Currently, supernovae are only seen in galaxies other than the Milky Way. We know that supernovae have occurred in our Galaxy in the past, since both Tycho Brahe and his protege, Johannes Kepler, discovered bright supernovae occurring in the Milky Way in 1572 and 1604, respectively. And, the Chinese, and others, have records of a “guest star” occurring in 1054 in the present constellation Taurus. Today, we see remnants of all three supernovae, which appear as expanding clouds of gas, where each was originally discovered. However, no supernova has been seen in our Galaxy since Kepler’s.
A star can go supernova in one of two ways:
- Type I supernova: star accumulates matter from a nearby neighbor until a runaway nuclear reaction ignites.
- Type II supernova: star runs out of nuclear fuel and collapses under its own gravity.
Causes of Supernova
The first type of supernova happens in binary star systems. Binary stars are two stars that orbit the same point. One of the stars, a carbon-oxygen white dwarf, steals matter from its companion star. Eventually, the white dwarf accumulates too much matter. Having too much matter causes the star to explode, resulting in a supernova.
The second type of supernova occurs at the end of a single star’s lifetime. As the star runs out of nuclear fuel, some of its mass flows into its core. Eventually, the core is so heavy that it cannot withstand its own gravitational force. The core collapses, which results in the giant explosion of a supernova. The sun is a single star, but it does not have enough mass to become a supernova.

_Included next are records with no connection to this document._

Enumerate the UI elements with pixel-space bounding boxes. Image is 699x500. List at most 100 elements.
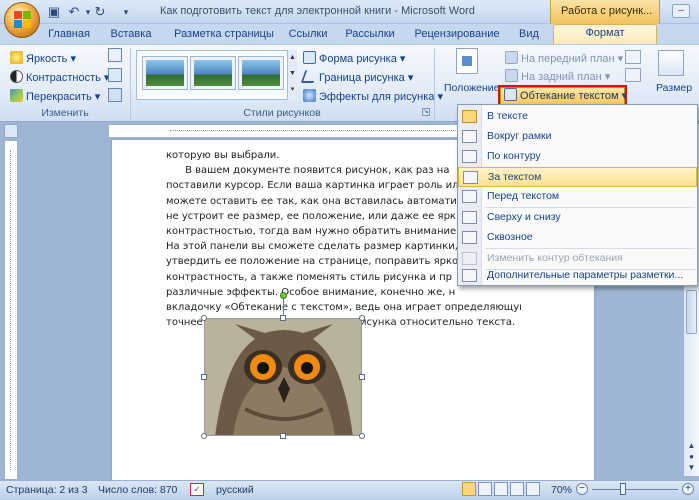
- wrap-through-item[interactable]: Сквозное: [458, 228, 697, 248]
- resize-handle[interactable]: [280, 433, 286, 439]
- edit-wrap-points-icon: [462, 252, 477, 265]
- save-icon[interactable]: ▣: [46, 4, 62, 20]
- customize-toolbar-icon[interactable]: ▾: [118, 4, 134, 20]
- scrollbar-thumb[interactable]: [686, 290, 697, 334]
- proofing-icon[interactable]: ✓: [190, 483, 204, 496]
- gallery-scroll[interactable]: ▲ ▼ ▾: [287, 50, 297, 100]
- contrast-icon: [10, 70, 23, 83]
- zoom-out-icon[interactable]: −: [576, 483, 588, 495]
- window-title: Как подготовить текст для электронной кн…: [160, 5, 475, 17]
- tab-format[interactable]: Формат: [553, 24, 657, 45]
- rotate-handle-stem: [283, 299, 284, 315]
- owl-image: [205, 319, 361, 435]
- redo-icon[interactable]: ↻: [92, 4, 108, 20]
- picture-shape-button[interactable]: Форма рисунка ▾: [303, 51, 405, 68]
- change-picture-icon[interactable]: [108, 68, 122, 82]
- bring-front-button[interactable]: На передний план ▾: [505, 51, 623, 68]
- tab-references[interactable]: Ссылки: [285, 26, 331, 44]
- word-count[interactable]: Число слов: 870: [98, 484, 177, 496]
- resize-handle[interactable]: [201, 374, 207, 380]
- picture-tools-title: Работа с рисунк...: [550, 0, 660, 24]
- wrap-top-bottom-icon: [462, 211, 477, 224]
- send-back-button[interactable]: На задний план ▾: [505, 69, 610, 86]
- more-layout-options-item[interactable]: Дополнительные параметры разметки...: [458, 266, 697, 286]
- bring-front-icon: [505, 51, 518, 64]
- group-icon[interactable]: [625, 68, 641, 82]
- text-line: различные эффекты. Особое внимание, коне…: [166, 286, 456, 298]
- shape-icon: [303, 51, 316, 64]
- styles-group-label: Стили рисунков: [243, 107, 321, 119]
- language-indicator[interactable]: русский: [216, 484, 254, 496]
- tab-home[interactable]: Главная: [48, 26, 90, 44]
- page-count[interactable]: Страница: 2 из 3: [6, 484, 88, 496]
- office-button[interactable]: [4, 2, 40, 38]
- contrast-button[interactable]: Контрастность ▾: [10, 70, 109, 87]
- tab-insert[interactable]: Вставка: [108, 26, 154, 44]
- wrap-top-bottom-item[interactable]: Сверху и снизу: [458, 208, 697, 228]
- picture-border-button[interactable]: Граница рисунка ▾: [300, 70, 413, 87]
- wrap-behind-text-item[interactable]: За текстом: [458, 167, 697, 187]
- position-icon[interactable]: [456, 48, 478, 74]
- zoom-level[interactable]: 70%: [551, 484, 572, 496]
- ruler-toggle[interactable]: [4, 124, 18, 138]
- tab-page-layout[interactable]: Разметка страницы: [170, 26, 278, 44]
- recolor-icon: [10, 89, 23, 102]
- wrap-through-icon: [462, 231, 477, 244]
- size-button[interactable]: Размер: [656, 80, 692, 97]
- size-icon[interactable]: [658, 50, 684, 76]
- wrap-tight-icon: [462, 150, 477, 163]
- group-divider: [434, 48, 435, 120]
- pencil-icon: [300, 70, 319, 83]
- text-wrap-menu: В тексте Вокруг рамки По контуру За текс…: [457, 104, 698, 286]
- wrap-square-icon: [462, 130, 477, 143]
- wrap-square-item[interactable]: Вокруг рамки: [458, 127, 697, 147]
- web-layout-icon[interactable]: [494, 482, 508, 496]
- wrap-in-front-item[interactable]: Перед текстом: [458, 187, 697, 207]
- wrap-behind-icon: [463, 171, 478, 184]
- layout-options-icon: [462, 269, 477, 282]
- outline-icon[interactable]: [510, 482, 524, 496]
- compress-pictures-icon[interactable]: [108, 48, 122, 62]
- wrap-inline-item[interactable]: В тексте: [458, 107, 697, 127]
- owl-picture[interactable]: [204, 318, 362, 436]
- zoom-slider-thumb[interactable]: [620, 483, 626, 495]
- reset-picture-icon[interactable]: [108, 88, 122, 102]
- tab-review[interactable]: Рецензирование: [412, 26, 502, 44]
- wrap-tight-item[interactable]: По контуру: [458, 147, 697, 167]
- brightness-button[interactable]: Яркость ▾: [10, 51, 76, 68]
- zoom-slider[interactable]: [592, 489, 678, 490]
- resize-handle[interactable]: [201, 433, 207, 439]
- style-thumbnail[interactable]: [190, 56, 236, 90]
- style-thumbnail[interactable]: [238, 56, 284, 90]
- wrap-front-icon: [462, 190, 477, 203]
- minimize-button[interactable]: –: [672, 4, 690, 18]
- recolor-button[interactable]: Перекрасить ▾: [10, 89, 100, 106]
- dialog-launcher-icon[interactable]: ↘: [422, 108, 430, 116]
- full-screen-icon[interactable]: [478, 482, 492, 496]
- picture-effects-button[interactable]: Эффекты для рисунка ▾: [303, 89, 443, 106]
- rotate-handle[interactable]: [280, 292, 287, 299]
- zoom-in-icon[interactable]: +: [682, 483, 694, 495]
- resize-handle[interactable]: [359, 374, 365, 380]
- resize-handle[interactable]: [280, 315, 286, 321]
- send-back-icon: [505, 69, 518, 82]
- adjust-group-label: Изменить: [41, 107, 89, 119]
- office-logo-icon: [14, 11, 32, 29]
- print-layout-icon[interactable]: [462, 482, 476, 496]
- browse-object-icons[interactable]: ▲ ● ▼: [686, 440, 697, 474]
- align-icon[interactable]: [625, 50, 641, 64]
- brightness-icon: [10, 51, 23, 64]
- position-button[interactable]: Положение: [444, 80, 500, 97]
- effects-icon: [303, 89, 316, 102]
- resize-handle[interactable]: [359, 433, 365, 439]
- tab-mailings[interactable]: Рассылки: [340, 26, 400, 44]
- text-line: вкладочку «Обтекание с текстом», ведь он…: [166, 301, 521, 313]
- tab-view[interactable]: Вид: [514, 26, 544, 44]
- draft-icon[interactable]: [526, 482, 540, 496]
- ruler-ticks: [10, 150, 12, 470]
- resize-handle[interactable]: [359, 315, 365, 321]
- resize-handle[interactable]: [201, 315, 207, 321]
- style-thumbnail[interactable]: [142, 56, 188, 90]
- wrap-inline-icon: [462, 110, 477, 123]
- view-buttons: [462, 482, 542, 497]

There are several important implications from this new result. The corresponding, deduced age of the Universe, now about 14,000 – 15,000 million years, no longer conflicts with that of the oldest known stellar objects in globular clusters. Moreover, the spatial geometry of the Universe appears to be “flat” – this is a strong confirmation of inflation a short phase of very rapid expansion in the very early Universe.
There is a profound philosophical repositioning of humankind implied by this result. This follows the first step which was taken by Copernicus who in the mid-sixteenth century dislodged us from the centre of the Universe. Not only does the material from which the visible galaxies, stars, the Earth and its inhabitants are made comprise only a small fration of the gravitating mass in the Universe. There is now a new component, the “dark energy” which joins the “dark matter” in shaping the large-scale geometric and dynamical structure.
Clearly, more observations are needed to further support the findings described here. They will soon be forthcoming, especially from new and large telescopes like the ESO Very Large Telescope (VLT) that has recently delivered its first, impressive results.
But already now, on the verge of the new millennium, we are having a first glimpse of extremely exciting and fundamental aspects in the continuing human quest for the deep truths of nature.